2.1.4.1 Francis Bacon
Durch
den Gebrauch unserer Sinne, durch Beobachtung und Erfahrung vergewissern wir
uns der Wahrheit. Diese Auffassung des Empirismus gerät freilich in Konflikt
mit dem häufig anzutreffenden Umstand, dass unsere Sinne, unsere Beobachtungen
und unsere Erfahrungen uns täuschen können. Die meisten Verzerrungen,
Auslassungen und illusorischen Ergänzungen unserer Beobachtungen hängen wohl
damit zusammen, dass wir wahrnehmen, was wir kennen oder erwarten. Häufig
werden wir uns dieser Voreingenommenheit erst bewusst, wenn unsere Erwartungen
(drastisch) enttäuscht werden.
Der
britische Staatsmann und Philosoph Francis Bacon (1561 – 1626) ist sich dieser
Problematik sehr wohl bewusst. In seinem berühmtesten Werk mit dem Titel Novum Organon versucht er, den
Empirismus gegen diese Schwierigkeiten zu immunisieren. Novum Organon bedeutet so viel wie neues Werkzeug oder neue
Methode. Und genau darin besteht Bacons Ambition: Durch Anwendung einer
(auch gegenüber der Darstellung der vermeintlich richtigen Erkenntnisweise in Aristoteles
Organon) neuen, eben der richtigen
Methode des Umgangs mit Sinneswahrnehmungen, glaubt Bacon, täuschende und
zutreffende Beobachtungen verlässlich unterschieden zu können.
Unsicherheiten
und Fehler in der Beobachtung schleichen sich ein, so Bacon, weil wir uns nicht
des korrekten Verfahrens für den Umgang mit unseren Erfahrungen bedienen. Wir
lassen Vorurteile zwischen uns und die reine Botschaft der durch die Sinne
vermittelten Erfahrung treten.
Irrtümer
sind Fehler, die dem Menschen anzulasten sind.

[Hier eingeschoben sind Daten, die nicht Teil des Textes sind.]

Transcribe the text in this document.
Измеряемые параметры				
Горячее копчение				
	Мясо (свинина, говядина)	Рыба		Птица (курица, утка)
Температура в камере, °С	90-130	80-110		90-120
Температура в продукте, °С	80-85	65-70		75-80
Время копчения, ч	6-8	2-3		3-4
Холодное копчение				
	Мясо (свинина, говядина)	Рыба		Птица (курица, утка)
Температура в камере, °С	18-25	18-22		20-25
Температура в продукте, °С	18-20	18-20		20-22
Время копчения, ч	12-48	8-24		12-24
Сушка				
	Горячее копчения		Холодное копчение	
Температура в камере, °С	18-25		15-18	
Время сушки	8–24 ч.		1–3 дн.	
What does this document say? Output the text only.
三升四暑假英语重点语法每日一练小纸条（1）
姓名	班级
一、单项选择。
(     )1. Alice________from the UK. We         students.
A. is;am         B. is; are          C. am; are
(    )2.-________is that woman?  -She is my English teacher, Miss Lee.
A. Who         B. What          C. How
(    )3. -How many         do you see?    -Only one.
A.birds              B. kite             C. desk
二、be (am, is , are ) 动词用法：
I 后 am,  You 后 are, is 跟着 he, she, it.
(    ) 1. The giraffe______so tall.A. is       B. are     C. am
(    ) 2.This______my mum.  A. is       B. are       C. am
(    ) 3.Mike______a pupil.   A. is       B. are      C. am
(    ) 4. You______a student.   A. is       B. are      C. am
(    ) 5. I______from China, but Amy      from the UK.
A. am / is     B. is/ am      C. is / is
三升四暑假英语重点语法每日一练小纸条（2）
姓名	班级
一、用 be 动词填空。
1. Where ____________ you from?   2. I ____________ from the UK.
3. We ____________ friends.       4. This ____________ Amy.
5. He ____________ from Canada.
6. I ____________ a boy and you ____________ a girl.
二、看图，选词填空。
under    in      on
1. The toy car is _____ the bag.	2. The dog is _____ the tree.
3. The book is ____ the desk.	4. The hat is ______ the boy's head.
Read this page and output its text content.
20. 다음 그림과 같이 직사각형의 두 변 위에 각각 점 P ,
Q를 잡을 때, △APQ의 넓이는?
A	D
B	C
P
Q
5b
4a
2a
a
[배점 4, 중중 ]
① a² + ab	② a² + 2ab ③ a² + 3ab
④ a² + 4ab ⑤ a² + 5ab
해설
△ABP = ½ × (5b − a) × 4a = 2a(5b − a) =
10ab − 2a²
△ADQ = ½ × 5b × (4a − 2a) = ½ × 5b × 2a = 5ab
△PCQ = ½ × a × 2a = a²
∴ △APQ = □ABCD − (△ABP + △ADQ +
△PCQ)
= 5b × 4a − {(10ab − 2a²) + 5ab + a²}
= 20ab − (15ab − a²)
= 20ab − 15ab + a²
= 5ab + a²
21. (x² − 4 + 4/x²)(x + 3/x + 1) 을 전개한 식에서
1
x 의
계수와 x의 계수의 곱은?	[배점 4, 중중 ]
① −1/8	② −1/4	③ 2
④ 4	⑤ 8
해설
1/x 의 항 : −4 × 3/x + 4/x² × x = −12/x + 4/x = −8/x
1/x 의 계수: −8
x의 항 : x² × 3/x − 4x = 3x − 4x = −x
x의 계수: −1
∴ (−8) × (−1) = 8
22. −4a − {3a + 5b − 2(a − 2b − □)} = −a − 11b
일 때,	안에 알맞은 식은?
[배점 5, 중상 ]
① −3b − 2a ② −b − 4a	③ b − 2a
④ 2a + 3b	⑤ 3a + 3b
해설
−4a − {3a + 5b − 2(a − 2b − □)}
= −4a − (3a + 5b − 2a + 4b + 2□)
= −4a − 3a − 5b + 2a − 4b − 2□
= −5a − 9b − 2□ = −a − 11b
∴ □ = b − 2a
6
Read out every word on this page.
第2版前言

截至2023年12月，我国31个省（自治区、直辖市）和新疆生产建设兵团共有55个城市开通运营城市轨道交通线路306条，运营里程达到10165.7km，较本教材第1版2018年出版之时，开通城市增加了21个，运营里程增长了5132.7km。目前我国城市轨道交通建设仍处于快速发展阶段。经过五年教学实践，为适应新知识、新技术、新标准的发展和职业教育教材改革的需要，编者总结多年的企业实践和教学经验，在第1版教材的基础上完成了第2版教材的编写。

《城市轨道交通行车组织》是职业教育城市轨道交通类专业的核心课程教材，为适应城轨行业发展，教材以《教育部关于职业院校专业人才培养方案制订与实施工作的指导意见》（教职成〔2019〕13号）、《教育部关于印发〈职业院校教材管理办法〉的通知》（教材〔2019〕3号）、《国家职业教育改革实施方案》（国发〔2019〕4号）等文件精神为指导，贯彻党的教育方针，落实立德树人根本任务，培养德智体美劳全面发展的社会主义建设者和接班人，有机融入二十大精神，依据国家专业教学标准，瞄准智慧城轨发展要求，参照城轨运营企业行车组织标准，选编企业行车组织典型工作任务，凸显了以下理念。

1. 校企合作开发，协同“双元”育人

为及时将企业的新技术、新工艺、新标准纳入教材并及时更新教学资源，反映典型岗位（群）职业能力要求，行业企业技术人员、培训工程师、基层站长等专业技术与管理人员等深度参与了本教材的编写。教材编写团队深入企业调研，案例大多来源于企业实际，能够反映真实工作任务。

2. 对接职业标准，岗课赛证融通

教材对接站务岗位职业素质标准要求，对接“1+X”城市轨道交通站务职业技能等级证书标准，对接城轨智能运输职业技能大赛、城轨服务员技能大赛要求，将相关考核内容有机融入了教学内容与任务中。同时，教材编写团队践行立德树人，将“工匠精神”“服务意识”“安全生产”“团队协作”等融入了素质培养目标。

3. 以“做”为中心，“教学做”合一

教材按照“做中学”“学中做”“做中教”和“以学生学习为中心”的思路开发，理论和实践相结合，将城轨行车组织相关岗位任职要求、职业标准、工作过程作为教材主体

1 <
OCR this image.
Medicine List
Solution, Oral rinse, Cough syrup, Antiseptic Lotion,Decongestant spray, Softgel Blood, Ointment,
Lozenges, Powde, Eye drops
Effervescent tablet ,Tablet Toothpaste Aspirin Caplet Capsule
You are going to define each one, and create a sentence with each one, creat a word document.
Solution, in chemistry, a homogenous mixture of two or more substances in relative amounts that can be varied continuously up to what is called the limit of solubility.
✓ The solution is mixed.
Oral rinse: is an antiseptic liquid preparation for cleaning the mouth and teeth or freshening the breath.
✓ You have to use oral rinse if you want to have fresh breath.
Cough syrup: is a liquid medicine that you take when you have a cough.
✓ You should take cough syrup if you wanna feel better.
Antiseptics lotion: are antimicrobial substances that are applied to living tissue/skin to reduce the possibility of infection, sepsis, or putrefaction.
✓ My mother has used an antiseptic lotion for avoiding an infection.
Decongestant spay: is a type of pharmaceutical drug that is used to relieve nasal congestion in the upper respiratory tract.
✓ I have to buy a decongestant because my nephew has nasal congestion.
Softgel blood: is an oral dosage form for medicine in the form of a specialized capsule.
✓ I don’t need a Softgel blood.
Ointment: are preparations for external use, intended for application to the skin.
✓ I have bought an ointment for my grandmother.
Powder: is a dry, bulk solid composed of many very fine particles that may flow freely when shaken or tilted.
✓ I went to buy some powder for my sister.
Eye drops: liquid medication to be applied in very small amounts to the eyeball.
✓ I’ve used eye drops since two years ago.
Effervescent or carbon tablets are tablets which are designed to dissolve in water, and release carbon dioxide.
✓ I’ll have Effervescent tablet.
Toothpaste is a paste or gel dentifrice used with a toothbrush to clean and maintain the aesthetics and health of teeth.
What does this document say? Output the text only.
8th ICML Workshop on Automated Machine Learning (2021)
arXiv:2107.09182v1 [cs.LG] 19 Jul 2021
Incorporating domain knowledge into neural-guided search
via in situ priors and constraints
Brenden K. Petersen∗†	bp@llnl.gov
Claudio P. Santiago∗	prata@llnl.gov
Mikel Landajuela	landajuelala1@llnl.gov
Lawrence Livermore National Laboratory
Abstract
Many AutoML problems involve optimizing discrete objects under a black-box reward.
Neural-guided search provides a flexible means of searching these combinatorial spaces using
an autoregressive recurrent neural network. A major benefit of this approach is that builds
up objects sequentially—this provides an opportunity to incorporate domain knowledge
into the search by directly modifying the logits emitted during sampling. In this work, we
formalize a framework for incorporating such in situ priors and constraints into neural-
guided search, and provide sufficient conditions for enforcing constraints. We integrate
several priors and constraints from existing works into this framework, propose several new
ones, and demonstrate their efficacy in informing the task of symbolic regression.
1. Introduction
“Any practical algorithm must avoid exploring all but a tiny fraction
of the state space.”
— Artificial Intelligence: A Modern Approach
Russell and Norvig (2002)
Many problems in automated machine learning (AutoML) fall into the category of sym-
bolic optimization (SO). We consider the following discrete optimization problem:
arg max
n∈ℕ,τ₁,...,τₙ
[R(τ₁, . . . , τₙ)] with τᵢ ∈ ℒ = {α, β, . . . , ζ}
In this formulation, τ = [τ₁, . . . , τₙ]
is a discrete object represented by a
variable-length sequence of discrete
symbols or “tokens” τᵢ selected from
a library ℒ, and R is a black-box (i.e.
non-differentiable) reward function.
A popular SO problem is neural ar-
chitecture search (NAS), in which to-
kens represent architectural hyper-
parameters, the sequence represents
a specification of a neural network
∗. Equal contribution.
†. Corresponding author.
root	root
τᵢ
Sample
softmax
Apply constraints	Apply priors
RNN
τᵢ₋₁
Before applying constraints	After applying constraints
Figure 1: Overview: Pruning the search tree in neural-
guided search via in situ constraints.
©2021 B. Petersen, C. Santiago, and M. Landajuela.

Fehler kommen zustande, wenn wir
den falschen Umgang mit unseren Sinnen pflegen, die falsche Methode anwenden
und die Dinge mit den Farben unserer Vorurteile tränken.
Wie
also sieht der richtige Umgang mit unseren Sinnen aus? Laut der Baconschen
Methode ist es hierzu erforderlich, dass wir uns (a) von allen Vorurteilen
befreien, alle vorgefassten Anschauungen ablegen und gleichsam mit den
unschuldigen Augen von Kindern in die Welt blicken sowie (b) alle vorschnellen,
befangenen, dünkelhaften Spekulationen und Schlussfolgerungen aussieben oder
von vorneherein vermeiden.
Sofort
drängen sich vielfache Einwände gegen diese methodische Absichtserklärung auf:
Können wir überhaupt völlig vorurteilsfrei sein? Sind spekulative Hypothesen
nicht gerade unverzichtbar für den Wissensfortschritt? Wie dem auch sei, Bacon
kommt das Verdienst zu, sich wichtiger Verfahrensmerkmale der modernen
Wissenschaft zu nähern.
Sein
Anliegen ist es, eine Methode zu finden, die es gestattet, aus der Vielfalt von
Informationen jene herauszufiltern, die der Wahrheit entsprechen. Dabei gelangt
er zur Auffassung, dass der Nachweis von
Fehlern und Irrtümern in unseren Beobachtungen ein besonders wirkungsvolles
Mittel ist, das Unzutreffende zu eliminieren, bis die Wahrheit als Residuum
übrigbleibt. Deshalb empfiehlt Bacon, Beobachtungen
und Experimente mit der systematischen Absicht anzustellen, die Falschheit der
betrachteten Sachverhalte nachzuweisen. Indem er den heuristischen
(auffindungstechnischen) Wert von gezielten, auch praktischen, experimentellen Widerlegungsversuchen
hervorhebt, hat Bacon ein zentrales methodisches Merkmal der modernen Naturwissenschaften
entdeckt.
Wiewohl
Bacon die herausragende wissenschaftliche Bedeutung des Falsifizierens, des
Ausschlusses des Unwahren durch Widerlegung, erkennt, geht er nicht so weit,
darin die einzige Methode für die Annäherung an die Wahrheit zu sehen. Für ihn
ist das negative Verfahren der Falsifikation nicht der einzig gangbare Weg,
unser erfahrungswissenschaftliches Wissen ständig zu verbessern. Denn er
glaubt, dass sich alle überhaupt denkbaren Antworten auf ein wissenschaftliches
Problem erschöpfend benennen und aufgrund seiner Methode nach wahr und falsch
unterscheiden lassen, bis zu guter Letzt eben die Wahrheit übrigbleibt.
Für
Bacon gibt es einen festen Bestand an Wahrheit, der durch Aussieben zutage
gefördert wird, wie Goldstücke in der Pfanne des Goldwäschers. Der Vater der
experimentellen Methode ist so sehr von seinem Ansatz überzeugt, dass er es für
möglich hält, bei entsprechender Ausstattung mit Forschungsmitteln, alle
offenen Fragen der Wissenschaften noch zu seinen Lebzeiten zu lösen. Bacon
gelingt der Durchbruch zum modernen Wissenschaftsverständnis nicht. Er bleibt
Dogmatiker, indem er festhält am Glauben an eine letzte, vollendete, absolute
Wahrheit, deren Entdeckung und Nachweis erst echtes Wissen gewährleistet.